Bi-Textuality and cinema

2000 (spring semester) 

 

Heterogenous text vs heterosexual object became the main collision of this seminar. “Bi-” was considered as a possibility of co-existence of the two poles of sexuality and desire in one text, as a possibility of double interpretation of a text, and the drama of a broken identity of a subject that no longer had (on no longer knew) one and only identity. At the same time the concept of bi-textuality was employed to remind of a repressed text or of something that was repressed in different modes of representation - whether visual or textual. The seminar also considered the case of cinema language that could become an instrument of avoiding censorship, taboo, or social norms in the sphere of polyvalent sexuality. This series of seminars resulted in a collective volume “Bi-Textuality and Cinema” (ed. Almira Ousmanova, Minsk: Propilei 2003).

 

Vision and Visuality in European Philosophy

2000-2003

 

This series of seminars was designed as a review of the Western philosophical tradition through the conceptual lens of vision and visuality. Thus, the seminars participants analysed the ways of interpreting the key concepts and categories of visuality in key texts by “the founders of discourse”; explicated a categorial invariant and historical variations of a descriptive language used for communicating a visible world and transcendental sphere, as well as the very parameters of vision”; explicated key ideas and metaconcepts (eidos, the image of a Platonian cave, etc) as a result and at the same time a structuring factor of different epochs mentality.

 

Visual (as) Violence

2001-2002

 

The central topic of these seminars became violence in visual representations considered in the context of marxist studies, feminist theories, and psychoanalysis.
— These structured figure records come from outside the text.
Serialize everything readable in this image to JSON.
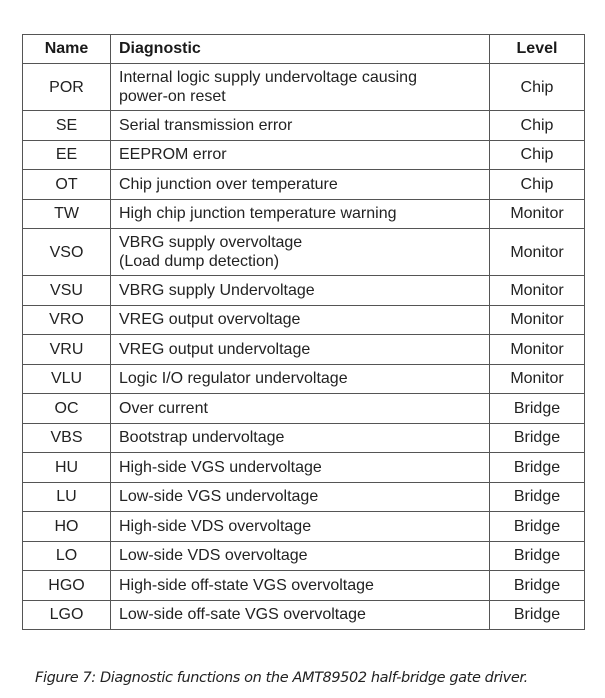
{
  "table": {
    "headers": {
      "name": "Name",
      "diagnostic": "Diagnostic",
      "level": "Level"
    },
    "rows": [
      {
        "name": "POR",
        "diagnostic_lines": [
          "Internal logic supply undervoltage causing",
          "power-on reset"
        ],
        "level": "Chip"
      },
      {
        "name": "SE",
        "diagnostic_lines": [
          "Serial transmission error"
        ],
        "level": "Chip"
      },
      {
        "name": "EE",
        "diagnostic_lines": [
          "EEPROM error"
        ],
        "level": "Chip"
      },
      {
        "name": "OT",
        "diagnostic_lines": [
          "Chip junction over temperature"
        ],
        "level": "Chip"
      },
      {
        "name": "TW",
        "diagnostic_lines": [
          "High chip junction temperature warning"
        ],
        "level": "Monitor"
      },
      {
        "name": "VSO",
        "diagnostic_lines": [
          "VBRG supply overvoltage",
          "(Load dump detection)"
        ],
        "level": "Monitor"
      },
      {
        "name": "VSU",
        "diagnostic_lines": [
          "VBRG supply Undervoltage"
        ],
        "level": "Monitor"
      },
      {
        "name": "VRO",
        "diagnostic_lines": [
          "VREG output overvoltage"
        ],
        "level": "Monitor"
      },
      {
        "name": "VRU",
        "diagnostic_lines": [
          "VREG output undervoltage"
        ],
        "level": "Monitor"
      },
      {
        "name": "VLU",
        "diagnostic_lines": [
          "Logic I/O regulator undervoltage"
        ],
        "level": "Monitor"
      },
      {
        "name": "OC",
        "diagnostic_lines": [
          "Over current"
        ],
        "level": "Bridge"
      },
      {
        "name": "VBS",
        "diagnostic_lines": [
          "Bootstrap undervoltage"
        ],
        "level": "Bridge"
      },
      {
        "name": "HU",
        "diagnostic_lines": [
          "High-side VGS undervoltage"
        ],
        "level": "Bridge"
      },
      {
        "name": "LU",
        "diagnostic_lines": [
          "Low-side VGS undervoltage"
        ],
        "level": "Bridge"
      },
      {
        "name": "HO",
        "diagnostic_lines": [
          "High-side VDS overvoltage"
        ],
        "level": "Bridge"
      },
      {
        "name": "LO",
        "diagnostic_lines": [
          "Low-side VDS overvoltage"
        ],
        "level": "Bridge"
      },
      {
        "name": "HGO",
        "diagnostic_lines": [
          "High-side off-state VGS overvoltage"
        ],
        "level": "Bridge"
      },
      {
        "name": "LGO",
        "diagnostic_lines": [
          "Low-side off-sate VGS overvoltage"
        ],
        "level": "Bridge"
      }
    ]
  },
  "caption": "Figure 7: Diagnostic functions on the AMT89502 half-bridge gate driver."
}
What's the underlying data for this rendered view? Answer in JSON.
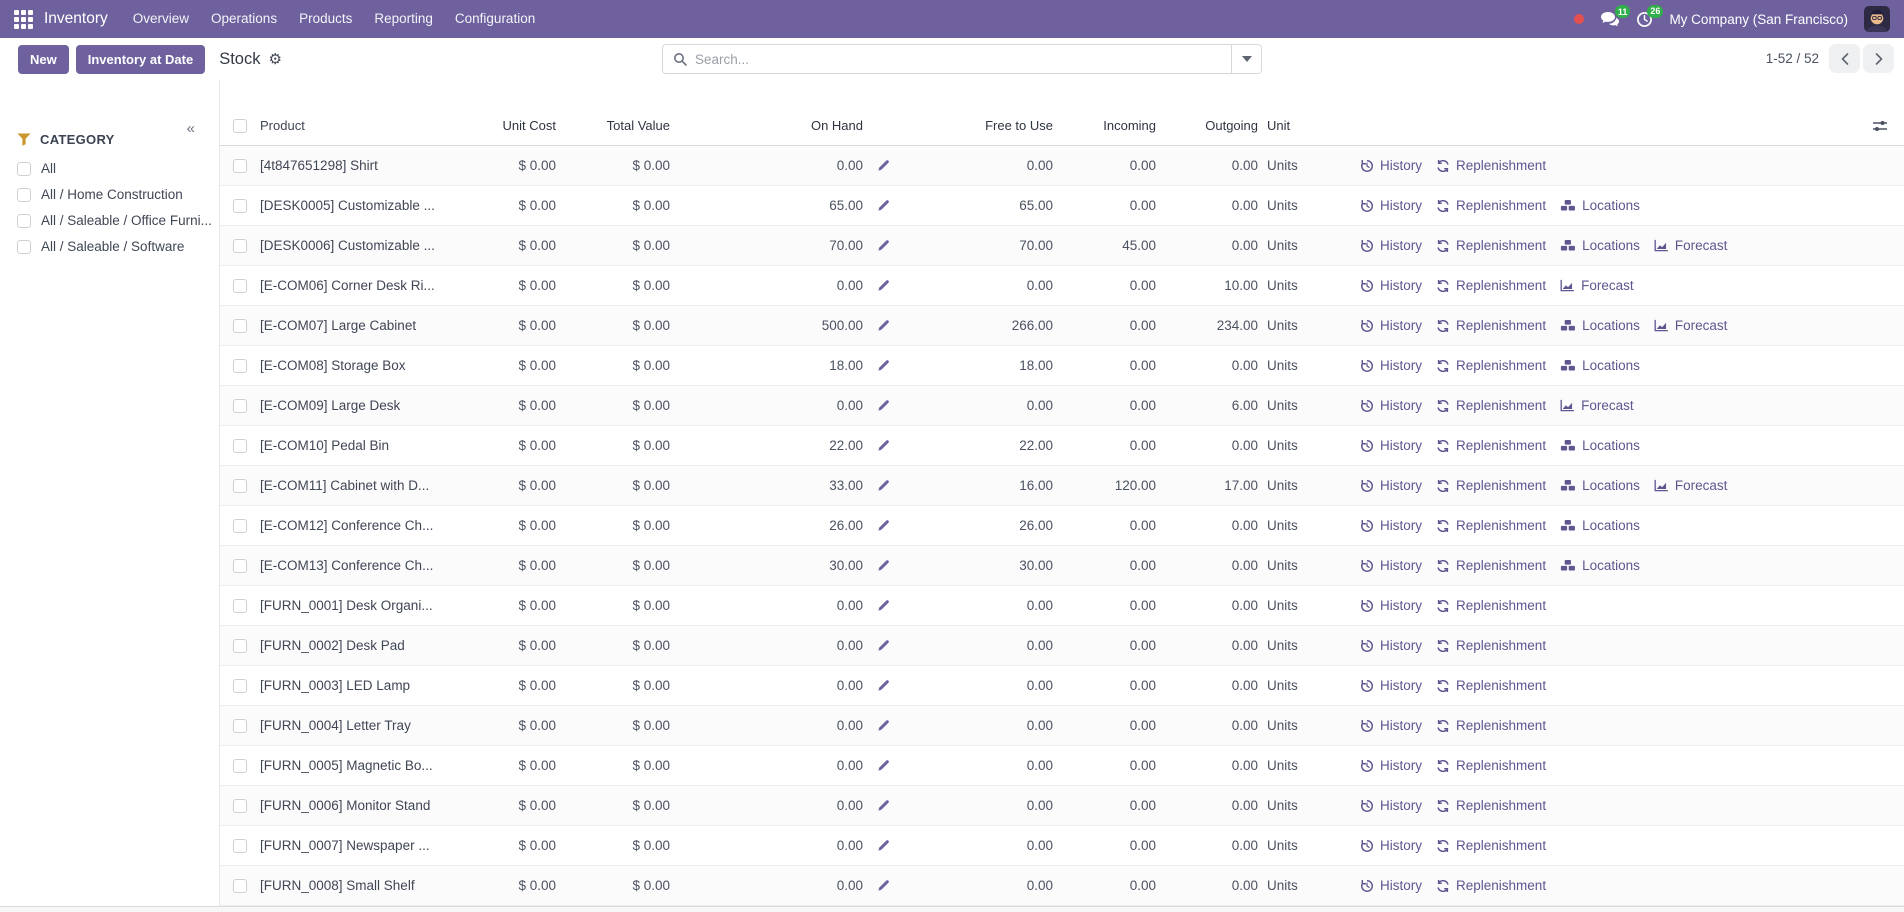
{
  "colors": {
    "primary": "#6e619e",
    "badge_green": "#2fae49",
    "notification_red": "#e4504d",
    "action_link": "#5f568f",
    "funnel_gold": "#c9972b"
  },
  "topbar": {
    "app_name": "Inventory",
    "menus": [
      "Overview",
      "Operations",
      "Products",
      "Reporting",
      "Configuration"
    ],
    "message_count": "11",
    "activity_count": "26",
    "company_name": "My Company (San Francisco)"
  },
  "control_panel": {
    "new_label": "New",
    "inventory_at_date_label": "Inventory at Date",
    "view_title": "Stock",
    "search_placeholder": "Search...",
    "pager_text": "1-52 / 52"
  },
  "sidebar": {
    "heading": "CATEGORY",
    "collapse_glyph": "«",
    "items": [
      "All",
      "All / Home Construction",
      "All / Saleable / Office Furni...",
      "All / Saleable / Software"
    ]
  },
  "table": {
    "headers": {
      "product": "Product",
      "unit_cost": "Unit Cost",
      "total_value": "Total Value",
      "on_hand": "On Hand",
      "free_to_use": "Free to Use",
      "incoming": "Incoming",
      "outgoing": "Outgoing",
      "unit": "Unit"
    },
    "actions": {
      "history": "History",
      "replenishment": "Replenishment",
      "locations": "Locations",
      "forecast": "Forecast"
    },
    "rows": [
      {
        "product": "[4t847651298] Shirt",
        "unit_cost": "$ 0.00",
        "total_value": "$ 0.00",
        "on_hand": "0.00",
        "free_to_use": "0.00",
        "incoming": "0.00",
        "outgoing": "0.00",
        "unit": "Units",
        "has_locations": false,
        "has_forecast": false
      },
      {
        "product": "[DESK0005] Customizable ...",
        "unit_cost": "$ 0.00",
        "total_value": "$ 0.00",
        "on_hand": "65.00",
        "free_to_use": "65.00",
        "incoming": "0.00",
        "outgoing": "0.00",
        "unit": "Units",
        "has_locations": true,
        "has_forecast": false
      },
      {
        "product": "[DESK0006] Customizable ...",
        "unit_cost": "$ 0.00",
        "total_value": "$ 0.00",
        "on_hand": "70.00",
        "free_to_use": "70.00",
        "incoming": "45.00",
        "outgoing": "0.00",
        "unit": "Units",
        "has_locations": true,
        "has_forecast": true
      },
      {
        "product": "[E-COM06] Corner Desk Ri...",
        "unit_cost": "$ 0.00",
        "total_value": "$ 0.00",
        "on_hand": "0.00",
        "free_to_use": "0.00",
        "incoming": "0.00",
        "outgoing": "10.00",
        "unit": "Units",
        "has_locations": false,
        "has_forecast": true
      },
      {
        "product": "[E-COM07] Large Cabinet",
        "unit_cost": "$ 0.00",
        "total_value": "$ 0.00",
        "on_hand": "500.00",
        "free_to_use": "266.00",
        "incoming": "0.00",
        "outgoing": "234.00",
        "unit": "Units",
        "has_locations": true,
        "has_forecast": true
      },
      {
        "product": "[E-COM08] Storage Box",
        "unit_cost": "$ 0.00",
        "total_value": "$ 0.00",
        "on_hand": "18.00",
        "free_to_use": "18.00",
        "incoming": "0.00",
        "outgoing": "0.00",
        "unit": "Units",
        "has_locations": true,
        "has_forecast": false
      },
      {
        "product": "[E-COM09] Large Desk",
        "unit_cost": "$ 0.00",
        "total_value": "$ 0.00",
        "on_hand": "0.00",
        "free_to_use": "0.00",
        "incoming": "0.00",
        "outgoing": "6.00",
        "unit": "Units",
        "has_locations": false,
        "has_forecast": true
      },
      {
        "product": "[E-COM10] Pedal Bin",
        "unit_cost": "$ 0.00",
        "total_value": "$ 0.00",
        "on_hand": "22.00",
        "free_to_use": "22.00",
        "incoming": "0.00",
        "outgoing": "0.00",
        "unit": "Units",
        "has_locations": true,
        "has_forecast": false
      },
      {
        "product": "[E-COM11] Cabinet with D...",
        "unit_cost": "$ 0.00",
        "total_value": "$ 0.00",
        "on_hand": "33.00",
        "free_to_use": "16.00",
        "incoming": "120.00",
        "outgoing": "17.00",
        "unit": "Units",
        "has_locations": true,
        "has_forecast": true
      },
      {
        "product": "[E-COM12] Conference Ch...",
        "unit_cost": "$ 0.00",
        "total_value": "$ 0.00",
        "on_hand": "26.00",
        "free_to_use": "26.00",
        "incoming": "0.00",
        "outgoing": "0.00",
        "unit": "Units",
        "has_locations": true,
        "has_forecast": false
      },
      {
        "product": "[E-COM13] Conference Ch...",
        "unit_cost": "$ 0.00",
        "total_value": "$ 0.00",
        "on_hand": "30.00",
        "free_to_use": "30.00",
        "incoming": "0.00",
        "outgoing": "0.00",
        "unit": "Units",
        "has_locations": true,
        "has_forecast": false
      },
      {
        "product": "[FURN_0001] Desk Organi...",
        "unit_cost": "$ 0.00",
        "total_value": "$ 0.00",
        "on_hand": "0.00",
        "free_to_use": "0.00",
        "incoming": "0.00",
        "outgoing": "0.00",
        "unit": "Units",
        "has_locations": false,
        "has_forecast": false
      },
      {
        "product": "[FURN_0002] Desk Pad",
        "unit_cost": "$ 0.00",
        "total_value": "$ 0.00",
        "on_hand": "0.00",
        "free_to_use": "0.00",
        "incoming": "0.00",
        "outgoing": "0.00",
        "unit": "Units",
        "has_locations": false,
        "has_forecast": false
      },
      {
        "product": "[FURN_0003] LED Lamp",
        "unit_cost": "$ 0.00",
        "total_value": "$ 0.00",
        "on_hand": "0.00",
        "free_to_use": "0.00",
        "incoming": "0.00",
        "outgoing": "0.00",
        "unit": "Units",
        "has_locations": false,
        "has_forecast": false
      },
      {
        "product": "[FURN_0004] Letter Tray",
        "unit_cost": "$ 0.00",
        "total_value": "$ 0.00",
        "on_hand": "0.00",
        "free_to_use": "0.00",
        "incoming": "0.00",
        "outgoing": "0.00",
        "unit": "Units",
        "has_locations": false,
        "has_forecast": false
      },
      {
        "product": "[FURN_0005] Magnetic Bo...",
        "unit_cost": "$ 0.00",
        "total_value": "$ 0.00",
        "on_hand": "0.00",
        "free_to_use": "0.00",
        "incoming": "0.00",
        "outgoing": "0.00",
        "unit": "Units",
        "has_locations": false,
        "has_forecast": false
      },
      {
        "product": "[FURN_0006] Monitor Stand",
        "unit_cost": "$ 0.00",
        "total_value": "$ 0.00",
        "on_hand": "0.00",
        "free_to_use": "0.00",
        "incoming": "0.00",
        "outgoing": "0.00",
        "unit": "Units",
        "has_locations": false,
        "has_forecast": false
      },
      {
        "product": "[FURN_0007] Newspaper ...",
        "unit_cost": "$ 0.00",
        "total_value": "$ 0.00",
        "on_hand": "0.00",
        "free_to_use": "0.00",
        "incoming": "0.00",
        "outgoing": "0.00",
        "unit": "Units",
        "has_locations": false,
        "has_forecast": false
      },
      {
        "product": "[FURN_0008] Small Shelf",
        "unit_cost": "$ 0.00",
        "total_value": "$ 0.00",
        "on_hand": "0.00",
        "free_to_use": "0.00",
        "incoming": "0.00",
        "outgoing": "0.00",
        "unit": "Units",
        "has_locations": false,
        "has_forecast": false
      }
    ]
  }
}
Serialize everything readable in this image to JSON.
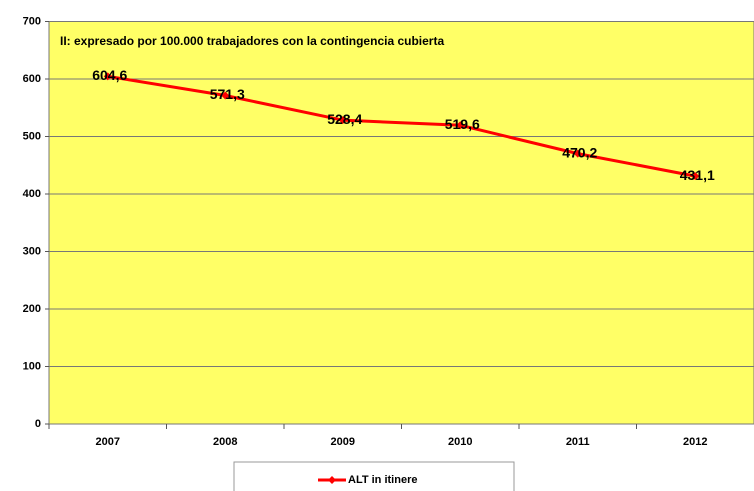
{
  "chart_data": {
    "type": "line",
    "title": "II: expresado por 100.000 trabajadores con la contingencia cubierta",
    "categories": [
      "2007",
      "2008",
      "2009",
      "2010",
      "2011",
      "2012"
    ],
    "series": [
      {
        "name": "ALT in itinere",
        "color": "#ff0000",
        "values": [
          604.6,
          571.3,
          528.4,
          519.6,
          470.2,
          431.1
        ],
        "value_labels": [
          "604,6",
          "571,3",
          "528,4",
          "519,6",
          "470,2",
          "431,1"
        ]
      }
    ],
    "ylim": [
      0,
      700
    ],
    "yticks": [
      0,
      100,
      200,
      300,
      400,
      500,
      600,
      700
    ],
    "grid": true,
    "legend": "bottom",
    "background": "#ffff66"
  }
}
Visual violence was interpreted not only as showing the scene of violence on a screen but first and foremost as an inventory of techniques of coercion (for looking) and repression (of a gaze) that were employed in every art genre but more common for a “cinematographic apparatus”. This series of seminars resulted in a collective volume “Visual (as) violence” (ed. by A.Ousmanova).

 

Visual Antropology of Soviet Culture

2001-2002

 

The main aim of this seminar was to research the everyday culture of Homo Soveticus and sociocultural mechanisms of construing (individual) memory through visual media. It was presupposed that this reconstruction of history can be realized through creating a “situation of speech” of a certain individual (connected with the Big History by his own individual biography) as well as through exploring its visible representatives – films, television, photographies, posters, and other artefacts. As a result, the focus of the participants’ attention were the structures of the Imaginary, mnemotechniques, based on employing visual materials, and – the last but not the least – the very visual culture of the Soviet era in its documents and monuments.

 

The Observer. A Seminar On Cultural Analytics

2005-2006

 

This series of public lectures and seminars focused on the conceptual and methodological issues in the sphere of cultural analytics. The topics and research objects that were elaborated through these seminars included (but were not limited to) medialandscape, animation cinema, maps and/as ideology, manipulation in/through photography, and others.

 

Contemporary Interpretations and Receptions of Roland Barthes Ideas in Eastern Europe

2015

 

This seminar was a part of a broader series of events celebrating Roland Bartes’ 100th anniversary. This particular event took place in Minsk and aimed at answering the following questions: What concepts of Roland Barthes could be seen as the most heuristic and useful for research work, art practices, and teaching? What are the traces of his ideas in artistic, philosophical, literary, architectural circles? How is perceived the break between structuralist and poststructuralist approaches in our own intellectual history? In what way the “negative semiology” of Barthes, aiming at demystification of ideological discourses, is useful for understanding of contemporary culture? And what instruments of Barthes’ analysis appear the most actual in the Other Time – in the epoch of digital textuality and new tecnhology?.